Hiçbir parti lideri ya da genel başkanı “doğal seçmenine” “çantada keklik” gözüyle bakmamalı. Lula kendisine oy vereceği garanti olan ülkenin en yoksul bölgesi – dokuz eyaletten oluşur, ırksal çeşitliliği de vardır – kuzeydoğudan aldı oylarının çoğunu. Ama bölgeye önceki başkanlıklarında sosyal yardımlar yağdırmasına rağmen, seçim kampanyasına başlamadan önce de, sanki hiç yapmamış gibi aynı yardımlar için söz verdi. Bu tutumu ülkenin kuzeyindeki yoksul seçmen üzerinde sadece seçim zamanı anımsanmadıkları duygusunu pekiştirdi.
Demokrasi için
Lula’nın belki de en büyük başarısı seçim kampanyasını yoksullukla mücadele üzerine kurduğu kadar demokrasi vurgusunu da ihmal etmemesi oldu. Böylelikle, seçimin kendisiyle ilgili değil demokrasinin savunulmasıyla ilgili olduğunu anlatmayı başardı seçmenlere. Bolsonaro’nun diktatörce tutumunun da bunda etkisi var tabii. Sağcı politikacı bu konuda o kadar ileri gitti ki, iyi kötü demokrasiye alışmış Brezilya’da daha önce olmadığı kadar, eski/emekli askerleri kilit makamlara atadı. Bu tutumdan ürken seçmenin endişesini Lula demokrasi vaadiyle kendisine desteğe çevirebildi. Diktatörce tutumlar, “tek adamlık” arzusu hiç bir yerde sanıldığı kadar destek getirmez heveslilerine. Brezilya seçimleri bunu gösterdi. Aklı olan ders alır.
Hristiyanlara söz
Brezilya nüfusunun üçte biri yani 65 milyondan fazla insan kendini Evanjelik Hristiyan olarak tanımlıyor. İlk turda Bolsonaro’ya bunlardan yüzde 70 oranında oy gitti. Ancak Lula, seslendiği seçmen kitlesini bu topluluklara da açılarak genişletti. Onlara garantiler sundu. Hatta, “bu konuda Kongre karar verir" diyerek ılımlı davransa da kürtaja karşı olduğunu bile söyledi. “Hristiyanlara Mektup” başlıklı bildirilerinde iktidarında onların hassasiyetlerine dikkat edeceğini vaat etti. Bunlar Evanjelik Hristiyanları iknaya yetti. Lula bu kesimlerden azımsanmayacak oy aldı. (Yüzde 2’lik bir farkla Bolsonaro’yu geçtiğini görünce, bunları da yapmasaydı Lula kazanamazdı belki de diye düşünüyor insan)
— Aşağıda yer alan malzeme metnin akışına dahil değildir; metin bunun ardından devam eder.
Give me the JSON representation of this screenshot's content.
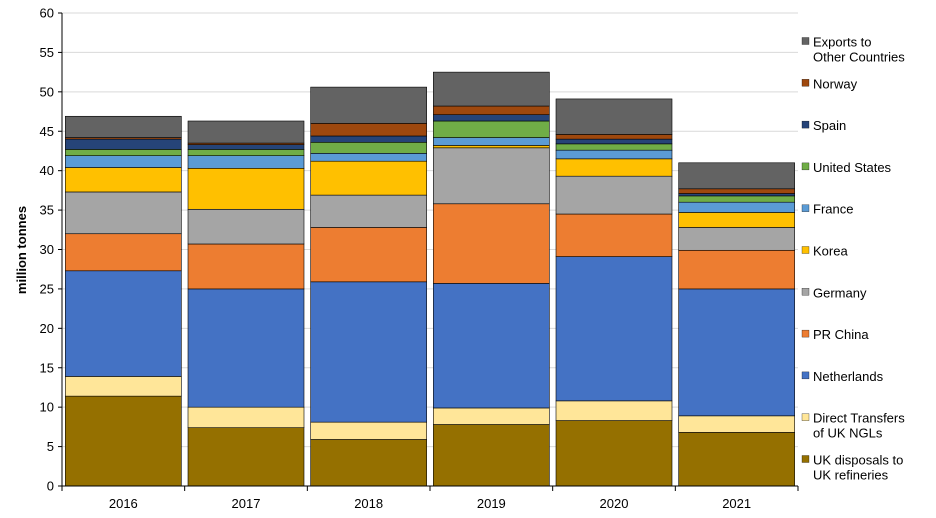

Bolsonaro bildiğiniz faşist. Kendisini halkın "doğal efendisi" gibi görüyordu adeta. Taraftarları ya da partidaşları da ona benziyor. Geçen Pazar günü kendisini tutuklamaya gelen polislerin üzerine el bombası atan eski kongre üyesi Roberto Jefferson, bu cesareti/cüreti Bolsonaro’nun yakın arkadaşı olmasından da almıştı. Jefferson antidemokratik ne kadar araç gereç varsa seçimi almak için kullanmak gerektiğini savunan biri. Bolsonaro, polislere saldırı olayından sonra istediği kadar ondan “gangster” diye söz ederek, rezaletten sıyrılmaya çalışmak istese de inandırıcı olamadı. Seçmenler, Bolsonaro'nun yeniden seçilmesi durumunda kabinesinde çok sayıda Jefferson olabileceğini görebildi.
Lula için zorluk
Her şeyden önce sağcı partilerin hakim olduğu bir kongre ile çalışmak zorunda kalacak. Bolsonaro’nun, Liberal Partisi'nin 99 sandalyesi var bir kere. Lula bunu önceden kestirebildiğini gösterdi aslında. Seçim kampanyası sırasında uzlaşmacı bir görüntü verdi. Bu tutumunu kongre karşısında sergileyecek gibi görünüyor.
Bakalım ne yapacak? Muhafazakar Hristiyanlarla flörtü sürecek mi? Yoksa onlara verdiği bu küçük taviz kar topundan kendisini de sürükleyip götürecek bir çığa mı dönüşecek?
Göreceğiz.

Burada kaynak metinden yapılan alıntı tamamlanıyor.